Last week, the International Energy Agency (IEA) released its World Energy Outlook (WEO) for 2022. The WEO is an annual publication presenting medium-term global energy market analysis and projections under various scenarios.
- The Stated Policies Scenario (STEPS) shows the trajectory based on current government policy, and those that are under development, around the world.
- The Announced Pledges Scenario (APS) shows the trajectory if governments meet all aspirational climate targets on time.
The WEO also includes a third scenario—Net Zero Emissions by 2050 Scenario (NZE)—which maps out the trajectory required to achieve a 1.5°C world by 2030. This scenario is not based on any policy commitments and is more illustrative.
Until recent years the IEA also mapped a “Current Policies” scenario but have done away with that in favour of the assumption that increased climate policy action will continue.
This year’s report was written amidst an unprecedented energy crisis—triggered by Russia’s invasion of Ukraine. While energy markets were certainly strained before the invasion, Russia’s actions pushed global markets into full-blown turmoil. Europe’s sanctions on Russian oil and coal and Russia’s curtailment of natural gas exports to Europe represent the severance of a major trade relationship. Immediately, it has caused an energy affordability and security crisis in Europe. And in the long run, it is prompting a permanent, fundamental reorganization of global energy trade.
The WEO report purports that because of Russia’s invasion of Ukraine, the deployment and uptake of clean energy will accelerate as countries transition off Russian gas and look to more secure sources of energy. This outcome is, of course, an assumption and runs somewhat counter to the immediate reaction in Europe.
Even so, for the first time, WEO analysis shows that global demand for each fossil fuel—natural gas, coal, and oil—peaks or plateaus across every scenario they mapped. In other words, there is no scenario that sees continued, long-term growth for any fossil fuel-based energy.

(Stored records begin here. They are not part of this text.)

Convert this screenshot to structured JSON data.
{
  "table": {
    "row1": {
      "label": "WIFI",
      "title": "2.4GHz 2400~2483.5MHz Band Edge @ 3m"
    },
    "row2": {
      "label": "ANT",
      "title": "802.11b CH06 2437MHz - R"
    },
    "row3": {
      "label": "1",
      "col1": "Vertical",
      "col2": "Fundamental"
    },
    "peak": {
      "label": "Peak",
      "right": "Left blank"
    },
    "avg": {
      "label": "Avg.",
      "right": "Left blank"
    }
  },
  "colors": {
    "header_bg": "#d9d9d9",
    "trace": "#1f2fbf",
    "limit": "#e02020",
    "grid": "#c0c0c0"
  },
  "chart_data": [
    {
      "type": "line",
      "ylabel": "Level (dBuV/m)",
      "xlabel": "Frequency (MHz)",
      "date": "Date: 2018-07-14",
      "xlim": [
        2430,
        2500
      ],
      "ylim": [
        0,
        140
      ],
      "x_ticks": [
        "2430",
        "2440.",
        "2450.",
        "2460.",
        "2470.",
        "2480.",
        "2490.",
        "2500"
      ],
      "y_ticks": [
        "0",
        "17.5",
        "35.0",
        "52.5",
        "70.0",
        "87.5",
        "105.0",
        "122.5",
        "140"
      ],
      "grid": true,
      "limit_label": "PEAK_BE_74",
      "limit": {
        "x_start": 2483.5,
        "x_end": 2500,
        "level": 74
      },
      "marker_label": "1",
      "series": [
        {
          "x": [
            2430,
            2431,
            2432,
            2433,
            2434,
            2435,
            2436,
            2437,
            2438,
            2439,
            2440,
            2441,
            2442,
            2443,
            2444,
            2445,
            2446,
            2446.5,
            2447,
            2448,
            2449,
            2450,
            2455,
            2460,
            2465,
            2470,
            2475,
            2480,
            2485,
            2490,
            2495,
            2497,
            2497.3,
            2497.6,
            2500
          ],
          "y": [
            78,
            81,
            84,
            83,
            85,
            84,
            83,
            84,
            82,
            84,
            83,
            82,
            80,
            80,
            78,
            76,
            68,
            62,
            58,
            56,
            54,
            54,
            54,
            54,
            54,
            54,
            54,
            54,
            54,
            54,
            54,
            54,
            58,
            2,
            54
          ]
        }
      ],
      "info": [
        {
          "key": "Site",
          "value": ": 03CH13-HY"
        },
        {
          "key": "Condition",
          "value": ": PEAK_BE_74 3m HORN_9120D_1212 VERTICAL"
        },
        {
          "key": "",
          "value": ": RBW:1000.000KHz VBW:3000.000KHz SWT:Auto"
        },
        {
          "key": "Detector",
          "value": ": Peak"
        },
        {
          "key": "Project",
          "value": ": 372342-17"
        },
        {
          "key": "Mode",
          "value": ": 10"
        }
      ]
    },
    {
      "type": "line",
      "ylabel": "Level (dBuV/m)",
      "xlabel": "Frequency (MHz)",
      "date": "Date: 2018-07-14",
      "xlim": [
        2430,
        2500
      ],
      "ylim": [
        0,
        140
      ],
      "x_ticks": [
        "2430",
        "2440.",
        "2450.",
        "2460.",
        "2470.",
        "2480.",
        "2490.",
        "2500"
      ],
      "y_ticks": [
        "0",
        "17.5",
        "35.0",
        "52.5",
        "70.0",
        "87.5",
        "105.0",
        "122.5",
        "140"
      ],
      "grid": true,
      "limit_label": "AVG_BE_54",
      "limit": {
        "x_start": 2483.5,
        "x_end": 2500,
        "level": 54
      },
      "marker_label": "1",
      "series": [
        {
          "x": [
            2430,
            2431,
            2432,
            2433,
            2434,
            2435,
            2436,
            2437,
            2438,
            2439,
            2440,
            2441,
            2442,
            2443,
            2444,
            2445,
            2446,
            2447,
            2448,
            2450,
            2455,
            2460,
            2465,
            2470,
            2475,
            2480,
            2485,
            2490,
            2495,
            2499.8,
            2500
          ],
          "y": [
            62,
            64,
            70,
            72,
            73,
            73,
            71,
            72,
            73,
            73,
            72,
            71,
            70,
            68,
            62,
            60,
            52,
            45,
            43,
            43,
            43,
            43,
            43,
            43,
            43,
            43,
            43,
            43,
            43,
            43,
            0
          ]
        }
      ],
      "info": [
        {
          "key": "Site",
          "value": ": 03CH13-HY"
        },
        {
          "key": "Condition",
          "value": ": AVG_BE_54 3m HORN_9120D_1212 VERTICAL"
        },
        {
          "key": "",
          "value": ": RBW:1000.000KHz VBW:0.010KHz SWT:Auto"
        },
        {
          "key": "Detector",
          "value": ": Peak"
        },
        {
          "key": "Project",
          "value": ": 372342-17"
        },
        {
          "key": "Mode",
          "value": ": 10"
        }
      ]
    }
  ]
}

In this Quick Read, we highlight three charts from this year’s WEO and examine what they might mean for Canada.
Global Oil Demand

The WEO sees two possible, but very different, trajectories for global oil demand. In STEPS—the current and in-development policy environment—global oil demand continues to grow and peaks in the mid-2030s. Afterwards, it remains largely flat, near peak levels, through to 2050. In this scenario, Canadian oil production increases by 0.6 mb/d between now and 2030 as oil sands projects currently under development come online. Between 2040 and 2050, overall production levels are projected to fall in Canada. However, under this scenario Canadian oil sands production is actually higher in 2050 than it is today—3.7 mb/d versus 3.4 mb/d.
In APS—an aspirational policy environment—global oil demand peaks one decade earlier than STEPS, in the mid-2020s and steadily declines thereafter. By 2050, production levels are nearly 40% lower than current levels. In this scenario, the WEO projects that Canadian production will decline between now and 2030 and face an even sharper decline between 2030 and 2050. By 2050, Canadian production levels will by 43% lower than current levels, implying that Canada will get a shrinking share of the dwindling demand base.
No matter which scenario plays out in the coming decades, the fact remains that Canada’s oil industry does not face imminent irrelevance (contrary to the belief and/or hope of some) and will continue to play an important role in our economy and in the global energy mix for decades to come.
LNG Capacity and Trade

Europe’s near term-need for non-Russian gas is strengthening demand and competition for LNG. In fact, all scenarios see growing demand for LNG until the mid-2020s. However, long-term prospects for LNG vary widely depending on the scenario. For example, in STEPS, demand for LNG exports is expected to widely outstrip the LNG supply currently available or under construction. On the other hand, in APS, existing projects and those already under construction will be able to meet LNG growth.
This uncertain future for LNG makes future investments in LNG tricky as projects are capital-intensive, have long lead times to construct, and require decades to break even. Therefore, as Canada contemplates possible future investments in LNG, it must look beyond the short-term demand and consider the long-term outlook, which the WEO sees as highly uncertain.
Hydrogen trade

Russia’s invasion of Ukraine has given the hydrogen sector a major boost as the EU looks to eventually substitute oil and Russian gas with low-emissions hydrogen. Japan and Korea will also be early drivers of hydrogen demand.
Hydrogen demand and production grows across all WEO scenarios, but it cannot be done without global coordination. Governments around the world have critical roles in facilitating the growth of the hydrogen sector—particularly in setting international standards for low-emissions hydrogen and providing funding support to ensure long-term demand.
In APS, the WEO forecasts that Canada will be a net exporter of hydrogen. But to get there, governments need to support the scaling up of the hydrogen sector by providing the funding to ensure reliable, long-term demand.
Conclusion
Long-term projections such as the IEA’s World Energy Outlook 2022 provide a useful perspective into how global energy supply and demand could evolve over time. The 2022 Outlook stands out as the first major projection that points to declining global fossil fuel demand under all scenarios. Others, like the confusingly-similarly-named, US-run Energy Information Administration (EIA), continue to project growth in fossil fuel demand through 2050 (in their 2021 outlook).
This is not to suggest one forecast is better than another. Rather, it is simply to say that such projections are invariably a snapshot in time based on assumptions that seldom hold true over the long term. No one knows the future, but long-term projections like those from the IEA help us prepare for what may come.